Eine internationale Studie zeigt: Die medizinische Versorgung von trans*Personen ist immer noch ausbaufähig. Es gibt deutliche Mängel und Zugangsbarrieren. Vor welchen Herausforderungen trans*Personen im Deutschen Gesundheitssystem stehen und inwiefern Versorgende für die trans*Versorgung geschult werden sollen, soll mit der Studie Trans*Power gezeigt werden. Ein Forschungsteam des Instituts für Allgemeinmedizin und Palliativmedizin der Medizinischen Hochschule Hannover führt diese zusammen mit dem Institut für Allgemeinmedizin der Universitätsmedizin Göttingen durch. Die Studie ist seit Oktober 2025 aktiv und läuft noch bis zum September 2029.
Gesundheitliche Herausforderungen bei trans*Personen
Als trans*Personen werden Menschen bezeichnet, die sich nicht mit ihrem biologischen Geschlecht identifizieren. Laut der Deutschen Gesellschaft für Trans*- und Intergeschlechtlichkeit handelt es sich dabei um rund 0,6 Prozent der deutschen Bevölkerung. Einige trans*Personen machen eine Transition, also eine Änderung des ihnen zugewiesenen Geschlechts zu einem selbstbestimmten Geschlecht. Diese kann medizinische Belange, wie eine Hormonersatztherapie oder eine geschlechtsangleichende Operation beinhalten.
Aufgrund der negativen Haltung der Gesellschaft leiden trans*Personen durchschnittlich häufiger an psychischen Problemen. Auch Suchterkrankungen sowie Herz- und Gefäßerkrankungen treten häufiger auf, wie eine anglo-amerikanische Studie zeige, erklärt Prof. Dr. Stephanie Stiel vom MHH-Institut für Allgemeinmedizin und Palliativmedizin. Wie es um die gesundheitliche Versorgung von trans* Personen in Deutschland steht, wollen Projektleiterin von Trans*power und ihr Team nun herausfinden.

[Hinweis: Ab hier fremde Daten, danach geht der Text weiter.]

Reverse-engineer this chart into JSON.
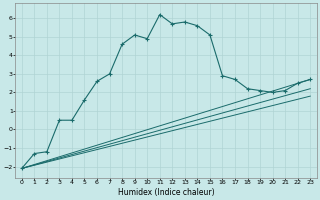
{
  "xlabel": "Humidex (Indice chaleur)",
  "background_color": "#c8e8e8",
  "grid_color": "#b0d4d4",
  "line_color": "#1a6b6b",
  "xlim": [
    -0.5,
    23.5
  ],
  "ylim": [
    -2.6,
    6.8
  ],
  "xticks": [
    0,
    1,
    2,
    3,
    4,
    5,
    6,
    7,
    8,
    9,
    10,
    11,
    12,
    13,
    14,
    15,
    16,
    17,
    18,
    19,
    20,
    21,
    22,
    23
  ],
  "yticks": [
    -2,
    -1,
    0,
    1,
    2,
    3,
    4,
    5,
    6
  ],
  "curve1_x": [
    0,
    1,
    2,
    3,
    4,
    5,
    6,
    7,
    8,
    9,
    10,
    11,
    12,
    13,
    14,
    15,
    16,
    17,
    18,
    19,
    20,
    21,
    22,
    23
  ],
  "curve1_y": [
    -2.1,
    -1.3,
    -1.2,
    0.5,
    0.5,
    1.6,
    2.6,
    3.0,
    4.6,
    5.1,
    4.9,
    6.2,
    5.7,
    5.8,
    5.6,
    5.1,
    2.9,
    2.7,
    2.2,
    2.1,
    2.0,
    2.1,
    2.5,
    2.7
  ],
  "line1_x": [
    0,
    23
  ],
  "line1_y": [
    -2.1,
    2.7
  ],
  "line2_x": [
    0,
    23
  ],
  "line2_y": [
    -2.1,
    2.2
  ],
  "line3_x": [
    0,
    23
  ],
  "line3_y": [
    -2.1,
    1.8
  ]
}
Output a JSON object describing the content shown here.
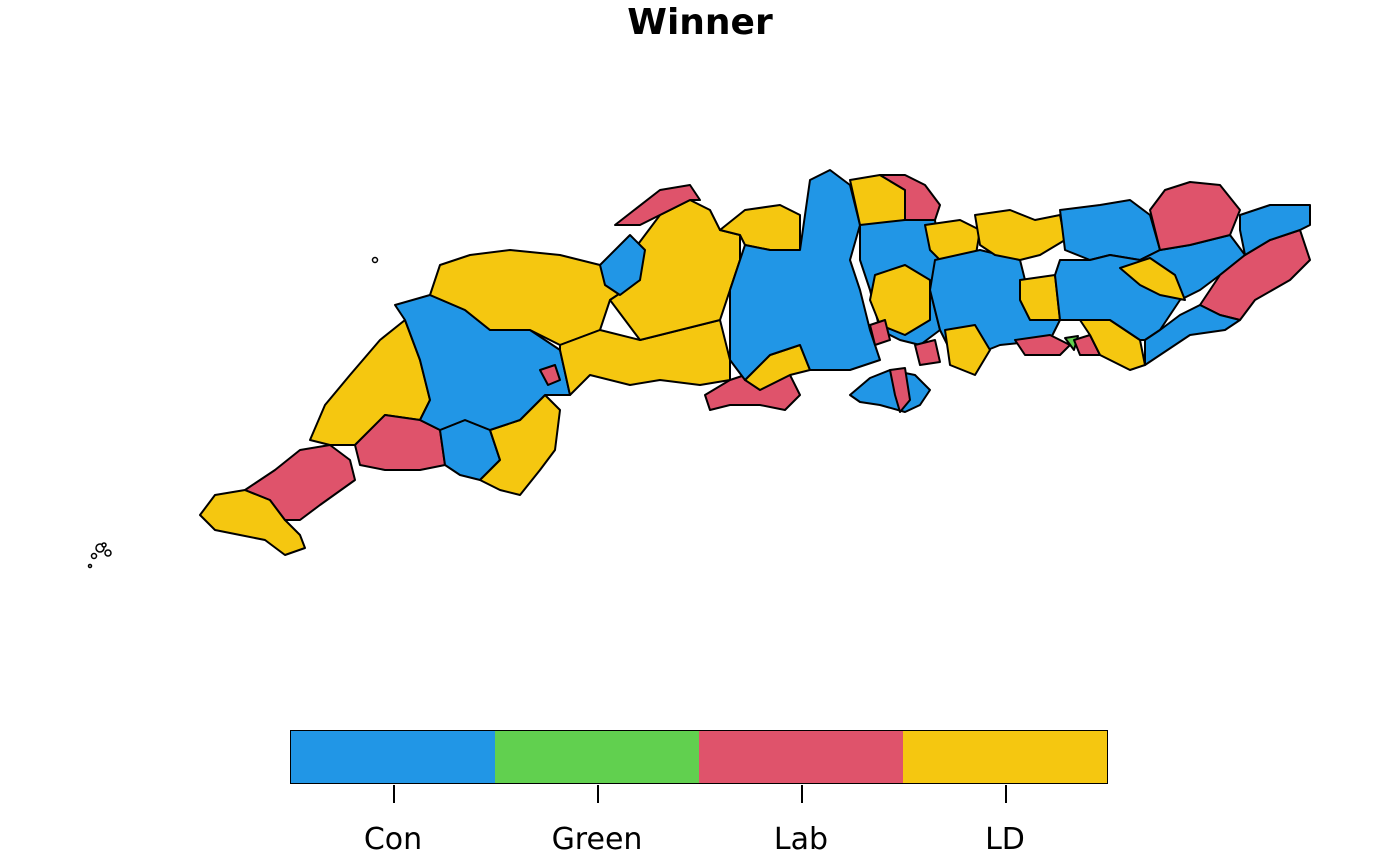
{
  "title": "Winner",
  "colors": {
    "Con": "#2196e6",
    "Green": "#61d04f",
    "Lab": "#df536b",
    "LD": "#f5c710"
  },
  "legend": {
    "categories": [
      {
        "label": "Con",
        "color": "#2196e6"
      },
      {
        "label": "Green",
        "color": "#61d04f"
      },
      {
        "label": "Lab",
        "color": "#df536b"
      },
      {
        "label": "LD",
        "color": "#f5c710"
      }
    ]
  }
}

Fokus liegt auf der ambulanten Versorgung
Versorgende sowie nahestehende Personen von trans*Personen werden ebenfalls mit in die Studie einbezogen. Ihre Erfahrungen, Bedürfnisse und Erwartungen hinsichtlich der medizinischen Versorgung werden mit Interviews und Online-Befragungen festgehalten. „Ambulant Versorgende spielen eine zentrale Rolle bei der Behandlung von trans* Personen“, erläutert Professorin Stiel. Der Fokus der Studie liegt auf der ambulanten Versorgung, da diese Praxen meist die erste Anlaufstelle sind. In die Untersuchung mit einbezogen werden die Fachbereiche Allgemeinmedizin, Pädiatrie, Psychologie, Psychiatrie, Urologie und Gynäkologie.
Vor allem die spezifischen Versorgungsleistungen von trans*Personen sollen untersucht werden und aufzeigen, welche Lücken im Lehrplan des Medizinstudiums zu identifizieren sind. Denn eine systematische Verankerung der Versorgung von trans*Personen im Curriculum hat noch nicht stattgefunden.
Klare Handlungsempfehlungen
Professorin Stiel betont, dass trans*Personen eine auf ihre spezifischen gesundheitlichen Bedarfe zugeschnittene Versorgung ohne Diskriminierung und ohne Zugangsbarrieren erhalten sollen. Das Projekt soll zu dem Thema sensibilisieren und dazu dienen, klare Handlungsempfehlungen und Leitlinien für Versorgende zu schaffen.